• Tue
  • Sep 16, 2014
  • Updated: 3:39pm

Patriarch can also benefit from independent directors' advice

PUBLISHED : Monday, 14 February, 2011, 12:00am
UPDATED : Monday, 14 February, 2011, 12:00am

I refer to the report about the stock exchange requiring that at least a third of the board of a listed company be made up of independent directors by the end of next year ('Boardroom rule puts HK on par with mainland', February 8).

The article notes that independent directors play a key role in corporate governance and ensure that business decisions are in the interests of smaller shareholders. It is interesting to compare this report with the extensive coverage of the share ownership dispute concerning the complex family of Stanley Ho Hung-sun. Many of the listed companies in Hong Kong are essentially family businesses and there will be many more succession dramas and family feuds played out over the next 10 to 15 years. This is very bad news for retail investors.
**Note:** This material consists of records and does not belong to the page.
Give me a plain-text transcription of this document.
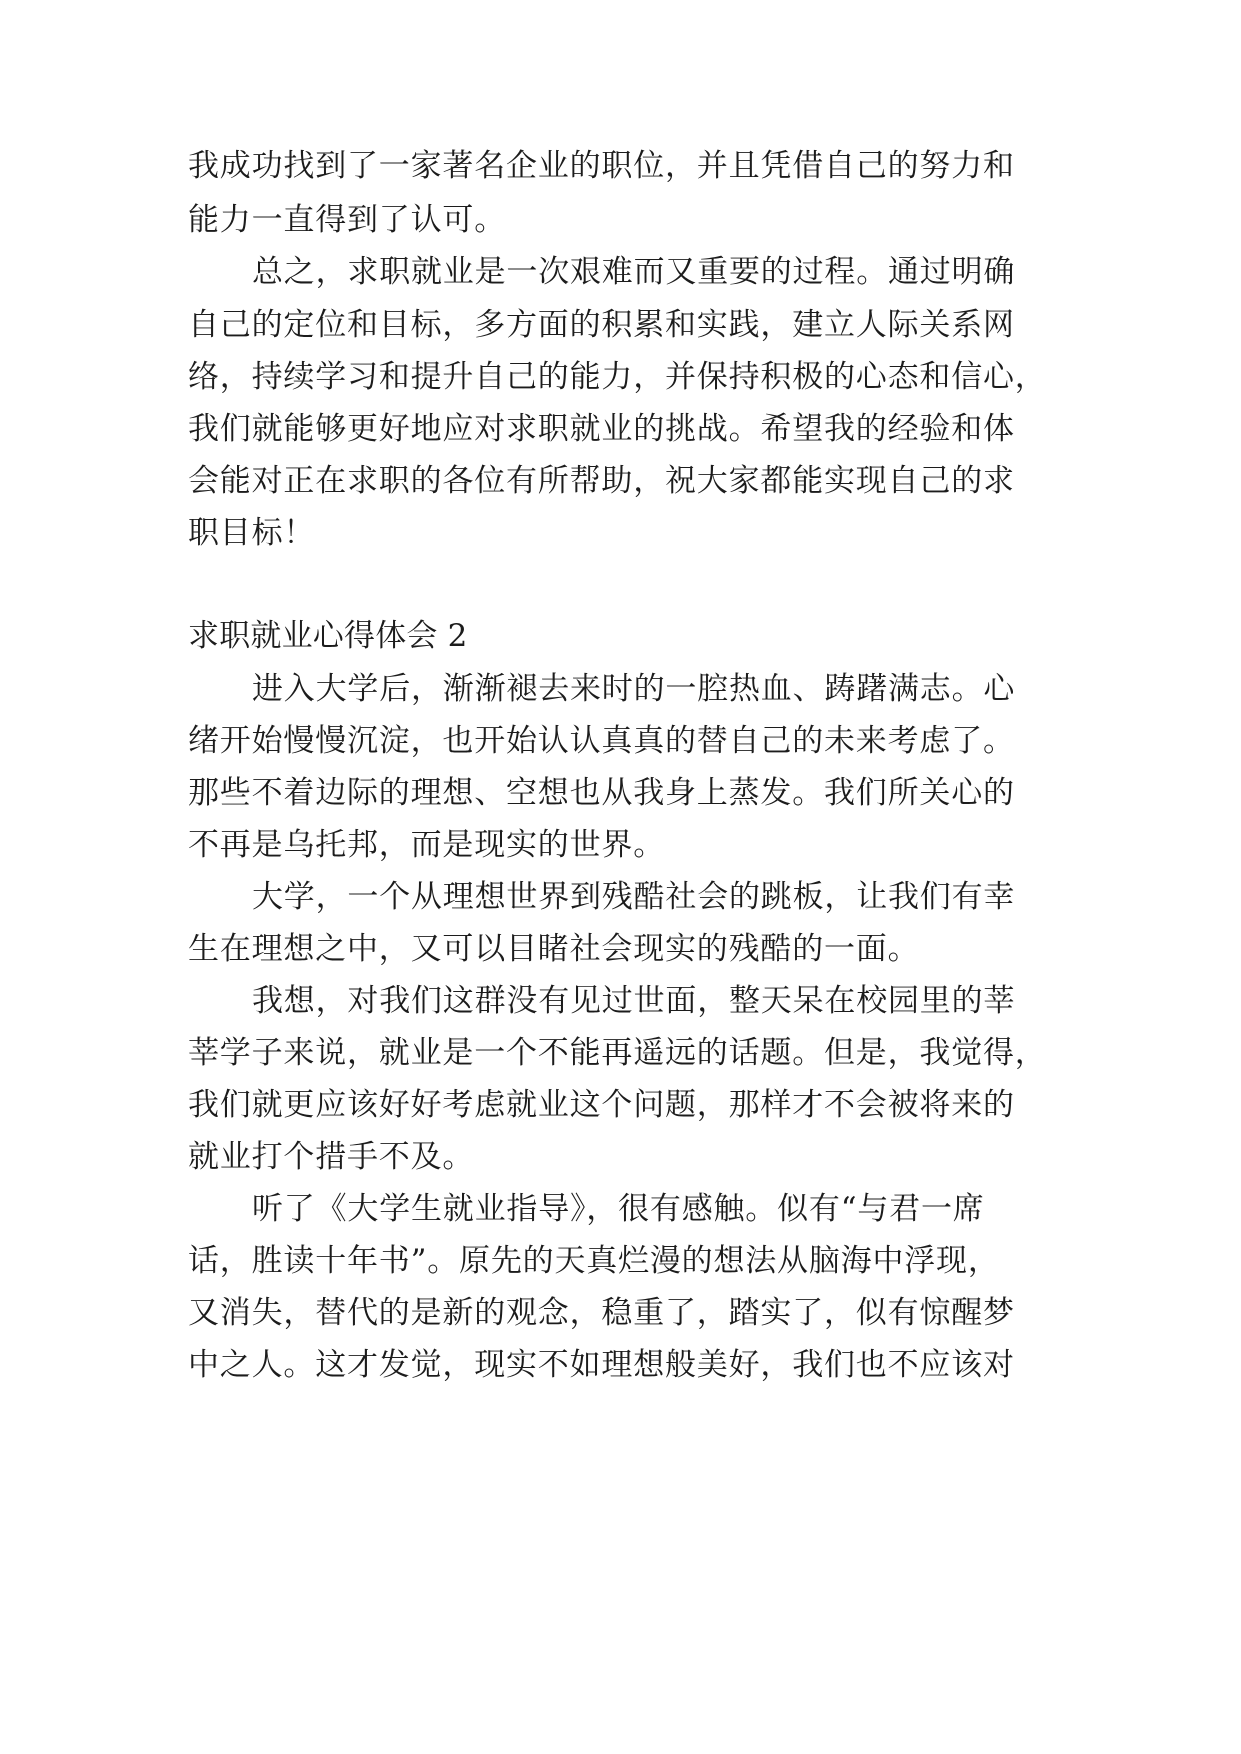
我成功找到了一家著名企业的职位，并且凭借自己的努力和
能力一直得到了认可。
总之，求职就业是一次艰难而又重要的过程。通过明确
自己的定位和目标，多方面的积累和实践，建立人际关系网
络，持续学习和提升自己的能力，并保持积极的心态和信心，
我们就能够更好地应对求职就业的挑战。希望我的经验和体
会能对正在求职的各位有所帮助，祝大家都能实现自己的求
职目标！
求职就业心得体会 2
进入大学后，渐渐褪去来时的一腔热血、踌躇满志。心
绪开始慢慢沉淀，也开始认认真真的替自己的未来考虑了。
那些不着边际的理想、空想也从我身上蒸发。我们所关心的
不再是乌托邦，而是现实的世界。
大学，一个从理想世界到残酷社会的跳板，让我们有幸
生在理想之中，又可以目睹社会现实的残酷的一面。
我想，对我们这群没有见过世面，整天呆在校园里的莘
莘学子来说，就业是一个不能再遥远的话题。但是，我觉得，
我们就更应该好好考虑就业这个问题，那样才不会被将来的
就业打个措手不及。
听了《大学生就业指导》，很有感触。似有“与君一席
话，胜读十年书”。原先的天真烂漫的想法从脑海中浮现，
又消失，替代的是新的观念，稳重了，踏实了，似有惊醒梦
中之人。这才发觉，现实不如理想般美好，我们也不应该对
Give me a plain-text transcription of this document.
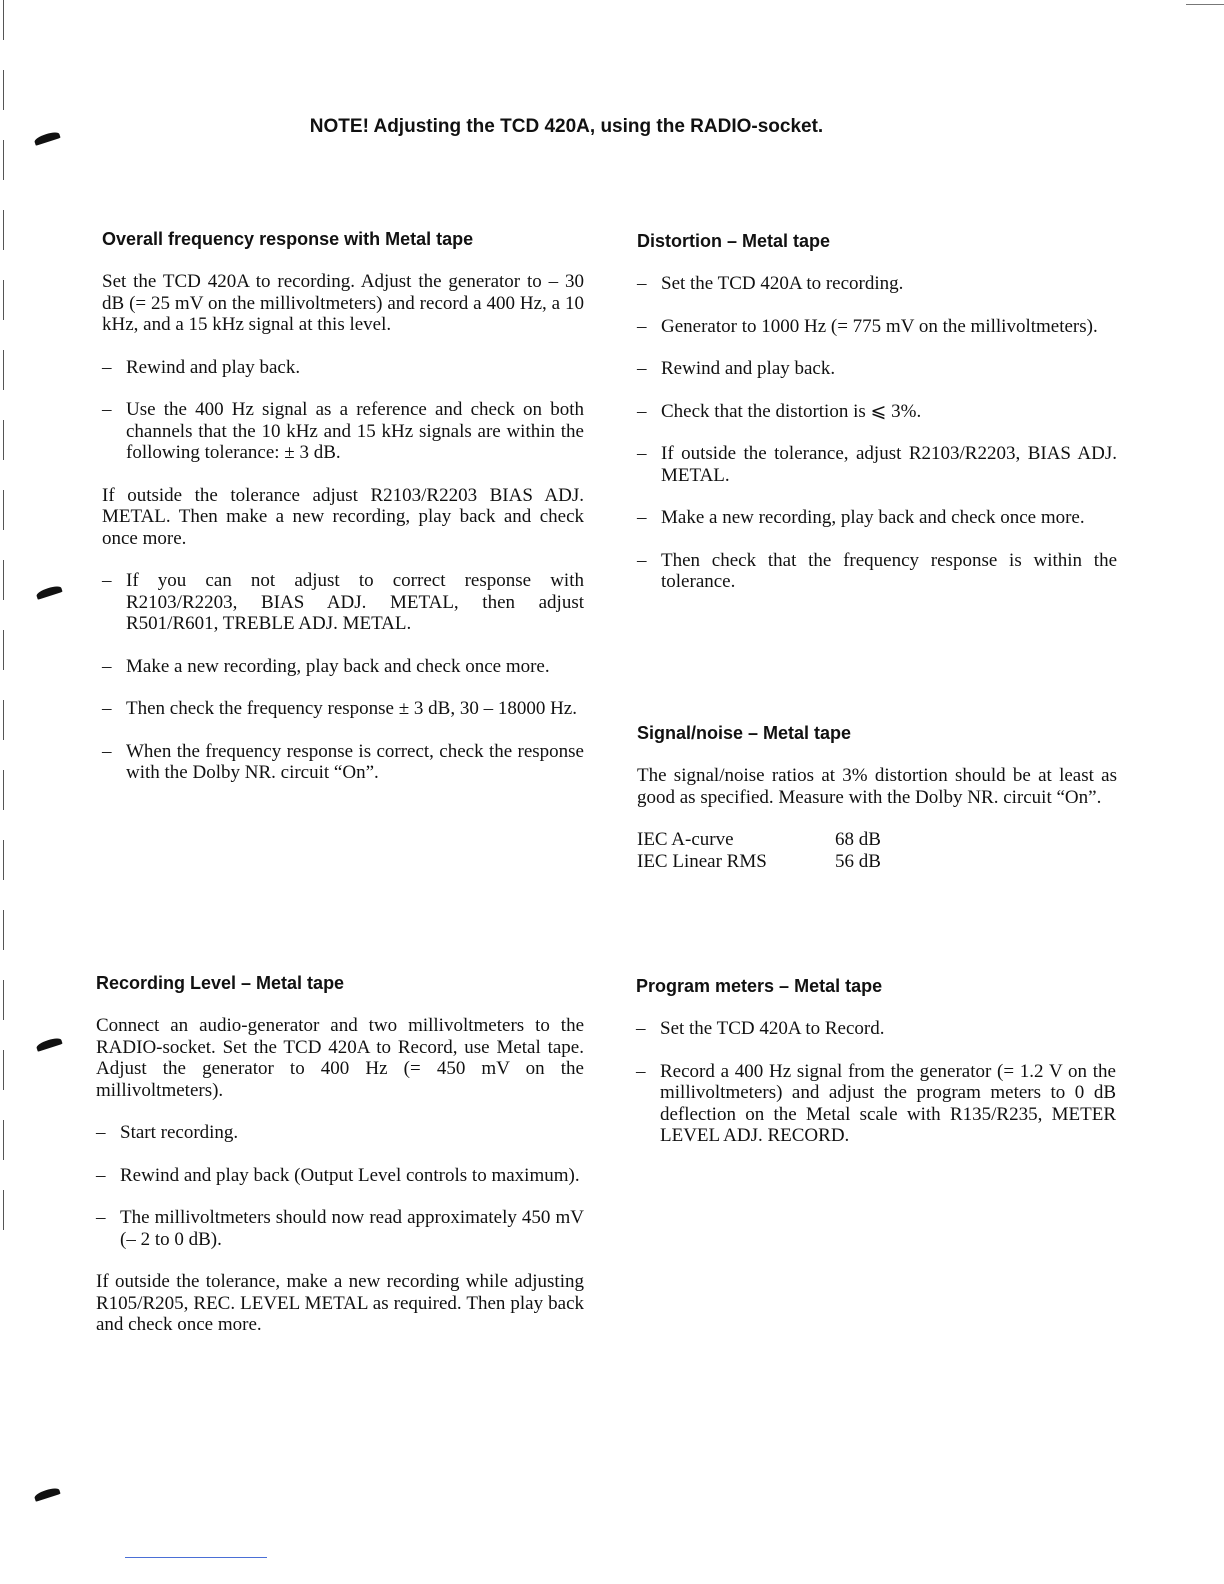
NOTE! Adjusting the TCD 420A, using the RADIO-socket.
Overall frequency response with Metal tape
Set the TCD 420A to recording. Adjust the generator to – 30 dB (= 25 mV on the millivoltmeters) and record a 400 Hz, a 10 kHz, and a 15 kHz signal at this level.
– Rewind and play back.
– Use the 400 Hz signal as a reference and check on both channels that the 10 kHz and 15 kHz signals are within the following tolerance: ± 3 dB.
If outside the tolerance adjust R2103/R2203 BIAS ADJ. METAL. Then make a new recording, play back and check once more.
– If you can not adjust to correct response with R2103/R2203, BIAS ADJ. METAL, then adjust R501/R601, TREBLE ADJ. METAL.
– Make a new recording, play back and check once more.
– Then check the frequency response ± 3 dB, 30 – 18000 Hz.
– When the frequency response is correct, check the response with the Dolby NR. circuit “On”.
Recording Level – Metal tape
Connect an audio-generator and two millivoltmeters to the RADIO-socket. Set the TCD 420A to Record, use Metal tape. Adjust the generator to 400 Hz (= 450 mV on the millivoltmeters).
– Start recording.
– Rewind and play back (Output Level controls to maximum).
– The millivoltmeters should now read approximately 450 mV (– 2 to 0 dB).
If outside the tolerance, make a new recording while adjusting R105/R205, REC. LEVEL METAL as required. Then play back and check once more.
Distortion – Metal tape
– Set the TCD 420A to recording.
– Generator to 1000 Hz (= 775 mV on the millivoltmeters).
– Rewind and play back.
– Check that the distortion is ⩽ 3%.
– If outside the tolerance, adjust R2103/R2203, BIAS ADJ. METAL.
– Make a new recording, play back and check once more.
– Then check that the frequency response is within the tolerance.
Signal/noise – Metal tape
The signal/noise ratios at 3% distortion should be at least as good as specified. Measure with the Dolby NR. circuit “On”.
IEC A-curve	68 dB
IEC Linear RMS	56 dB
Program meters – Metal tape
– Set the TCD 420A to Record.
– Record a 400 Hz signal from the generator (= 1.2 V on the millivoltmeters) and adjust the program meters to 0 dB deflection on the Metal scale with R135/R235, METER LEVEL ADJ. RECORD.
Research by Chinese University shows that when the founder in a family-controlled listed firm here in Asia passes away there is very significant value destruction for all shareholders. In the US, independent directors in a family business (in the private company context) are seen as being one significant tool to help the family operate the business in a professional manner. They ensure that there is a succession plan in place; help mentor and give feedback to the next generation of family leaders, and bring a degree of objectivity thereby helping to avoid family conflicts.

This might be a radical idea, but I wonder whether retail investors in Hong Kong would in fact be better off if there were more non-family, non-executive directors, who could play an active role in advising the patriarch to ensure that proper ownership and management succession planning has been done and that all steps possible to prevent predictable family business conflicts have been taken.

Such advice to the patriarch might take this independent director role beyond strictly looking at minority protection issues, but I believe this advice would add value for all stakeholders.